You've just deployed a new Cisco router that connects several network segments in your organization. The router is physically located in a server room that requires an ID card for entry. You've backed up the router configuration to a remote location in an encrypted file. You access the router configuration interface from your notebook computer by connecting it to the console port on the router. You configured the management interface with the username admin and the password password. What should you do to increase the security of this device? a. Move the device to a secure data center. b. Use a web browser to access the router configuration using an HTTP connection. c. Use an SSH client to access the router configuration. d. Use a stronger administrative password.
d. Use a stronger administrative password.

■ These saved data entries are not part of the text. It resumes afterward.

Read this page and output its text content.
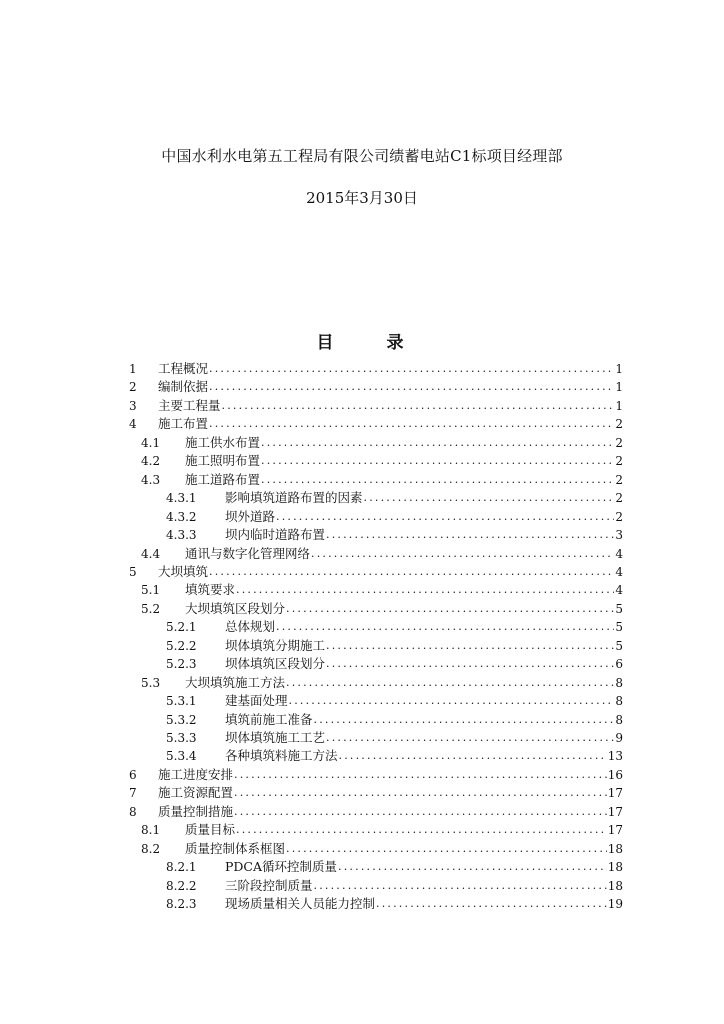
中国水利水电第五工程局有限公司绩蓄电站C1标项目经理部
2015年3月30日
目　录
1	工程概况 .....	1
2	编制依据 .....	1
3	主要工程量 .....	1
4	施工布置 .....	2
4.1	施工供水布置 .....	2
4.2	施工照明布置 .....	2
4.3	施工道路布置 .....	2
4.3.1	影响填筑道路布置的因素 .....	2
4.3.2	坝外道路 .....	2
4.3.3	坝内临时道路布置 .....	3
4.4	通讯与数字化管理网络 .....	4
5	大坝填筑 .....	4
5.1	填筑要求 .....	4
5.2	大坝填筑区段划分 .....	5
5.2.1	总体规划 .....	5
5.2.2	坝体填筑分期施工 .....	5
5.2.3	坝体填筑区段划分 .....	6
5.3	大坝填筑施工方法 .....	8
5.3.1	建基面处理 .....	8
5.3.2	填筑前施工准备 .....	8
5.3.3	坝体填筑施工工艺 .....	9
5.3.4	各种填筑料施工方法 .....	13
6	施工进度安排 .....	16
7	施工资源配置 .....	17
8	质量控制措施 .....	17
8.1	质量目标 .....	17
8.2	质量控制体系框图 .....	18
8.2.1	PDCA循环控制质量 .....	18
8.2.2	三阶段控制质量 .....	18
8.2.3	现场质量相关人员能力控制 .....	19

Which of the following CCTV camera types lets zoom the focus in and out? a. C-mount b. Fixed c. Infrared d. Varifocal
d. Varifocal
You've just deployed a new Cisco router that connects several network segments in your organization. The router is physically located in a cubicle near your office. You've backed up the router configuration to a remote location in an encrypted file. You access the router configuration interface from your notebook computer using an SSH client with a username of admin01 and a password of P@ssW0rd. You have used the MD5 hashing algorithm to protect the password. What should you do to increase the security of this device? a. Change the default administrative username and password. b. Use a Telnet client to access the router configuration. c. Use encrypted type 7 passwords. d. Use TFTP to back up the router configuration to a remote location. e. Move the router to a secure server room.
e. Move the router to a secure server room.